When it comes to pitching, they head first to Holland & Barrett, whose chief buyer is far more aggressive than you'd expect, blowing wide open any illusions you had that health food chains are run by lentil-loving hippies. At Virgin Active Brett flounders so badly he appears to be speaking in tongues, and at Asda the crisps are oily enough that the bags are invaded by a rogue Arab state the second they are opened. "It was OK," Charleine assures the rest of the team by phone after one pitch. "There were things they weren't too keen on: the packaging, the name, the product itself." All good otherwise, though.

The boardroom

I find myself preoccupied by whether Alan Sugar considers himself to have a beard or not. We know he can grow a proper one, because he always had one in the eighties, the luxuriant spoils of Thatcher's slack apron-strings, but now in Austerity Britain can only manage to be lazily unshaven.

Holland & Barrett, New Labour SPADs turned folk-singer duet.


As I found last year, as soon as Sugar turns up it all goes downhill. You can easily make reality TV by engineering a situation in which egomaniacs argue with each other, but it's when you have to do the scripted bits that you need someone capable of delivering them convincingly. "There's less information on this wrapper than a North Korean tour guide," Sugar observes, fooling no one that he came up with the line on the spot. This is why I don't watch reality TV: I can't get past its essential unreality. If it is scripted and its situations directed, its sole potential appeal – that without structure, real and anarchic moments might occur and we might glimpse some sort of truth beyond the reach of fiction – is lost. So why aren't I just watching a drama instead?

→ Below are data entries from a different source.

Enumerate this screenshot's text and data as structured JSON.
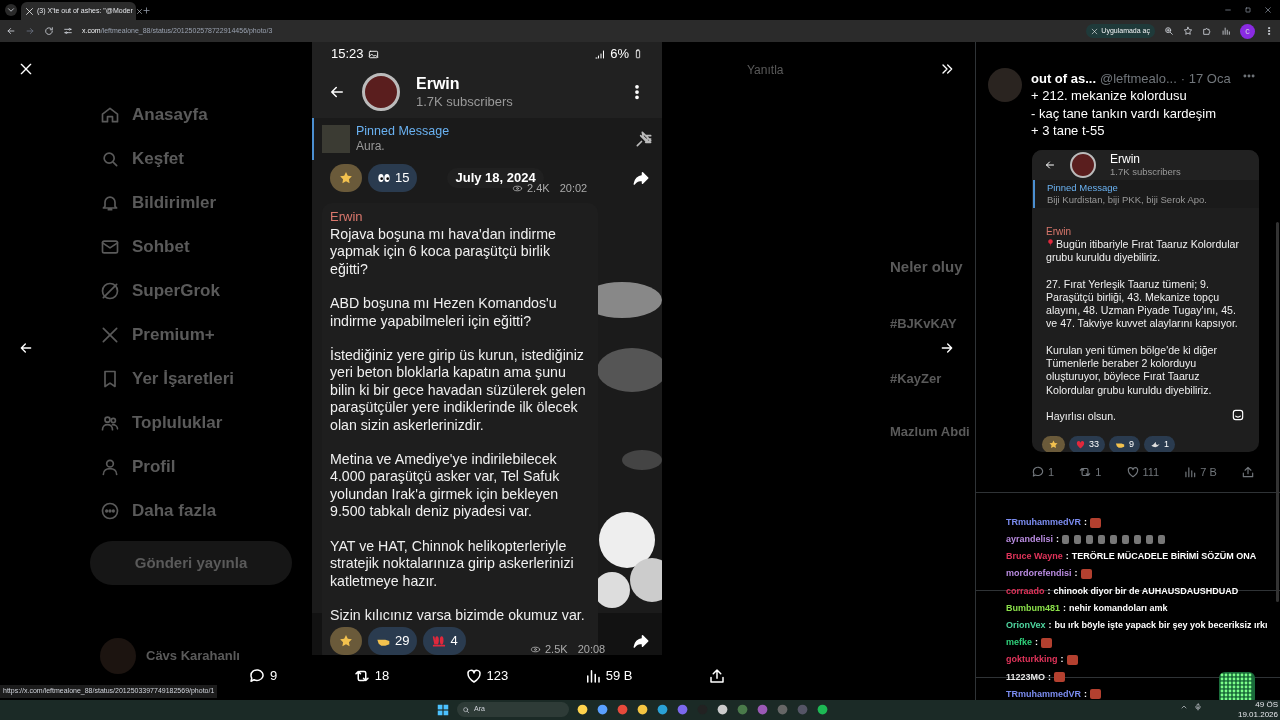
{
  "browser": {
    "tab_title": "(3) X'te out of ashes: \"@Moder",
    "url_domain": "x.com",
    "url_path": "/leftmealone_88/status/2012502578722914456/photo/3",
    "open_in_app": "Uygulamada aç",
    "profile_initial": "c"
  },
  "sidebar": {
    "items": [
      "Anasayfa",
      "Keşfet",
      "Bildirimler",
      "Sohbet",
      "SuperGrok",
      "Premium+",
      "Yer İşaretleri",
      "Topluluklar",
      "Profil",
      "Daha fazla"
    ],
    "post_button": "Gönderi yayınla",
    "account_name": "Cävs Karahanlı"
  },
  "background_texts": [
    "Yanıtla",
    "Neler oluy",
    "#BJKvKAY",
    "#KayZer",
    "Mazlum Abdi"
  ],
  "photo": {
    "status_time": "15:23",
    "battery": "6%",
    "channel": "Erwin",
    "subscribers": "1.7K subscribers",
    "pinned_title": "Pinned Message",
    "pinned_text": "Aura.",
    "top_reactions": [
      {
        "kind": "star"
      },
      {
        "kind": "eyes",
        "count": "15"
      }
    ],
    "date_chip": "July 18, 2024",
    "top_views": "2.4K",
    "top_time": "20:02",
    "sender": "Erwin",
    "paragraphs": [
      "Rojava boşuna mı hava'dan indirme yapmak için 6 koca paraşütçü birlik eğitti?",
      "ABD boşuna mı Hezen Komandos'u indirme yapabilmeleri için eğitti?",
      "İstediğiniz yere girip üs kurun, istediğiniz yeri beton bloklarla kapatın ama şunu bilin ki bir gece havadan süzülerek gelen paraşütçüler yere indiklerinde ilk ölecek olan sizin askerlerinizdir.",
      "Metina ve Amediye'ye indirilebilecek 4.000 paraşütçü asker var, Tel Safuk yolundan Irak'a girmek için bekleyen 9.500 tabkalı deniz piyadesi var.",
      "YAT ve HAT, Chinnok helikopterleriyle stratejik noktalarınıza girip askerlerinizi katletmeye hazır.",
      "Sizin kılıcınız varsa bizimde okumuz var."
    ],
    "bottom_reactions": [
      {
        "kind": "star"
      },
      {
        "kind": "hand",
        "count": "29"
      },
      {
        "kind": "hundred",
        "count": "4"
      }
    ],
    "bottom_views": "2.5K",
    "bottom_time": "20:08"
  },
  "photo_actions": {
    "replies": "9",
    "reposts": "18",
    "likes": "123",
    "views": "59 B"
  },
  "status_url": "https://x.com/leftmealone_88/status/2012503397749182569/photo/1",
  "tweet": {
    "name": "out of as...",
    "handle": "@leftmealo...",
    "time": "· 17 Oca",
    "lines": [
      "+ 212. mekanize kolordusu",
      "- kaç tane tankın vardı kardeşim",
      "+ 3 tane t-55"
    ],
    "embed": {
      "channel": "Erwin",
      "subscribers": "1.7K subscribers",
      "pinned_title": "Pinned Message",
      "pinned_text": "Biji Kurdistan, biji PKK, biji Serok Apo.",
      "sender": "Erwin",
      "paragraphs": [
        "Bugün itibariyle Fırat Taaruz Kolordular grubu kuruldu diyebiliriz.",
        "27. Fırat Yerleşik Taaruz tümeni; 9. Paraşütçü birliği, 43. Mekanize topçu alayını, 48. Uzman Piyade Tugay'ını, 45. ve 47. Takviye kuvvet alaylarını kapsıyor.",
        "Kurulan yeni tümen bölge'de ki diğer Tümenlerle beraber 2 kolorduyu oluşturuyor, böylece Fırat Taaruz Kolordular grubu kuruldu diyebiliriz.",
        "Hayırlısı olsun."
      ],
      "reactions": [
        {
          "kind": "star"
        },
        {
          "kind": "heart",
          "count": "33"
        },
        {
          "kind": "hand",
          "count": "9"
        },
        {
          "kind": "dove",
          "count": "1"
        }
      ]
    },
    "actions": {
      "replies": "1",
      "reposts": "1",
      "likes": "111",
      "views": "7 B"
    }
  },
  "chat": [
    {
      "user": "TRmuhammedVR",
      "color": "#7b8cf0",
      "separator": ":",
      "kind": "emote"
    },
    {
      "user": "ayrandelisi",
      "color": "#b98be0",
      "separator": ":",
      "kind": "emotes"
    },
    {
      "user": "Bruce Wayne",
      "color": "#e0335a",
      "separator": ":",
      "kind": "text",
      "text": "TERÖRLE MÜCADELE BİRİMİ SÖZÜM ONA"
    },
    {
      "user": "mordorefendisi",
      "color": "#b98be0",
      "separator": ":",
      "kind": "emote"
    },
    {
      "user": "corraado",
      "color": "#e0335a",
      "separator": ":",
      "kind": "text",
      "text": "chinook diyor bir de AUHAUSDAUSHDUAD"
    },
    {
      "user": "Bumbum481",
      "color": "#8be04a",
      "separator": ":",
      "kind": "text",
      "text": "nehir komandoları amk"
    },
    {
      "user": "OrionVex",
      "color": "#4fd6a0",
      "separator": ":",
      "kind": "text",
      "text": "bu ırk böyle işte yapack bir şey yok beceriksiz ırkı"
    },
    {
      "user": "mefke",
      "color": "#2fd07a",
      "separator": ":",
      "kind": "emote"
    },
    {
      "user": "gokturkking",
      "color": "#e0335a",
      "separator": ":",
      "kind": "emote"
    },
    {
      "user": "11223MO",
      "color": "#e8e8e8",
      "separator": ":",
      "kind": "emote"
    },
    {
      "user": "TRmuhammedVR",
      "color": "#7b8cf0",
      "separator": ":",
      "kind": "emote"
    }
  ],
  "taskbar": {
    "search": "Ara",
    "time": "49 ÖS",
    "date": "19.01.2026"
  }
}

Because Becky wanted a week off, is the honest answer, and Christ, she's earned it. It is revealed, as it occurred to me it probably would, that none of either team's pitches was successful. This has been a waste of everyone's time. Sugar sends everyone out. "I'm not sure how I'm going to deal with this," he confides in his henchpersons, as if a whitewash wasn't the inevitable outcome of a task in which no participant had a fucking clue what they were doing and no time in which to do it. They come back in again to be told both PMs must bring back one person. Charleine nominates Gary and Brett goes for Richard, despite praising him tirelessly for his efforts.

Who got fired?

Charleine cries, having realised the whole balls-up was her fault, and is allowed to compose herself outside. Brett fails to grasp the idea that you're supposed to blame the other guy to mask your own shortcomings, rather than just saying how great he was then answering "Massively" whenever questioned about your own aptitude and leave it at that. He is fired, but not before Sugar has asked of their brand strategy: "What's an 'iconic vegetable'? Elvis Parsley?" Somewhere in BBC HQ, a junior staff writer punches the air and says "Nailed it!"
Does he thank him?

Yes, effusively, and everyone else in the room too. "You leave here as an honorable man," Sugar tells him, as if sagely pleased by Brett's adherence to the code of the samurai.

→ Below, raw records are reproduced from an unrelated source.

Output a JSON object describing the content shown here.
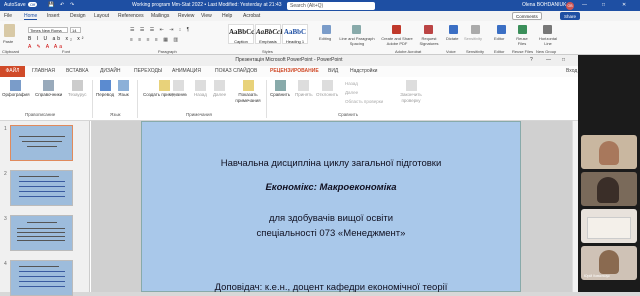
{
  "word": {
    "titlebar": {
      "autosave": "AutoSave",
      "autosave_state": "Off",
      "doc_title": "Working program Mm-Stat 2022 • Last Modified: Yesterday at 21:43",
      "search": "Search (Alt+Q)",
      "user": "Olena BOHDANIUK",
      "user_initials": "OB"
    },
    "tabs": [
      "File",
      "Home",
      "Insert",
      "Design",
      "Layout",
      "References",
      "Mailings",
      "Review",
      "View",
      "Help",
      "Acrobat"
    ],
    "active_tab": "Home",
    "comments_label": "Comments",
    "share_label": "Share",
    "font_name": "Times New Roma",
    "font_size": "14",
    "styles": [
      {
        "sample": "AaBbCcI",
        "name": "Caption"
      },
      {
        "sample": "AaBbCcI",
        "name": "Emphasis"
      },
      {
        "sample": "AaBbC",
        "name": "Heading 1"
      }
    ],
    "buttons": [
      "Editing",
      "Line and Paragraph Spacing",
      "Create and Share Adobe PDF",
      "Request Signatures",
      "Dictate",
      "Sensitivity",
      "Editor",
      "Reuse Files",
      "Horizontal Line"
    ],
    "groups": [
      "Clipboard",
      "Font",
      "Paragraph",
      "Styles",
      "Adobe Acrobat",
      "Voice",
      "Sensitivity",
      "Editor",
      "Reuse Files",
      "New Group"
    ],
    "clipboard": "Paste"
  },
  "ppt": {
    "title": "Презентація Microsoft PowerPoint - PowerPoint",
    "tabs": [
      "ФАЙЛ",
      "ГЛАВНАЯ",
      "ВСТАВКА",
      "ДИЗАЙН",
      "ПЕРЕХОДЫ",
      "АНИМАЦИЯ",
      "ПОКАЗ СЛАЙДОВ",
      "РЕЦЕНЗИРОВАНИЕ",
      "ВИД",
      "Надстройки"
    ],
    "active_tab": "РЕЦЕНЗИРОВАНИЕ",
    "login": "Вход",
    "ribbon": {
      "proofing": [
        "Орфография",
        "Справочники",
        "Тезаурус"
      ],
      "language": [
        "Перевод",
        "Язык"
      ],
      "comments": [
        "Создать примечание",
        "Удалить",
        "Назад",
        "Далее",
        "Показать примечания"
      ],
      "compare": [
        "Сравнить",
        "Принять",
        "Отклонить"
      ],
      "small": [
        "Назад",
        "Далее",
        "Область проверки"
      ],
      "end_review": "Закончить проверку",
      "groups": [
        "Правописание",
        "Язык",
        "Примечания",
        "Сравнить"
      ]
    },
    "slide_numbers": [
      "1",
      "2",
      "3",
      "4"
    ],
    "slide": {
      "line1": "Навчальна дисципліна циклу загальної підготовки",
      "line2": "Економікс: Макроекономіка",
      "line3": "для здобувачів вищої освіти",
      "line4": "спеціальності 073 «Менеджмент»",
      "line5": "Доповідач: к.е.н., доцент кафедри економічної теорії"
    }
  },
  "participants": [
    {
      "name": ""
    },
    {
      "name": ""
    },
    {
      "name": ""
    },
    {
      "name": "Юрій Ковальчук"
    }
  ],
  "colors": {
    "word_blue": "#1e4fa3",
    "ppt_orange": "#d04a28",
    "slide_bg": "#a9c8ea"
  }
}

No one is rewarded, which is a shame as I hear it was a trip to Monkey World in Dorset. Brett sods off in a taxi, everyone else drinks champagne, and it closes to music that sounds like the Bourne Identity theme. I read while writing this the next night that Donald Trump has tweeted praise for "respected columnist" Katie Hopkins, and it occurs to me that if high-profile reality stars' choreographed actions and in-character opinions are now being played out in the real world, to an audience that treats them as if genuine, then maybe I'm wrong. Everyone's an actor now, and watching Alan Sugar fumble his way through clunky pre-scripted put-downs isn't so far removed from reality after all.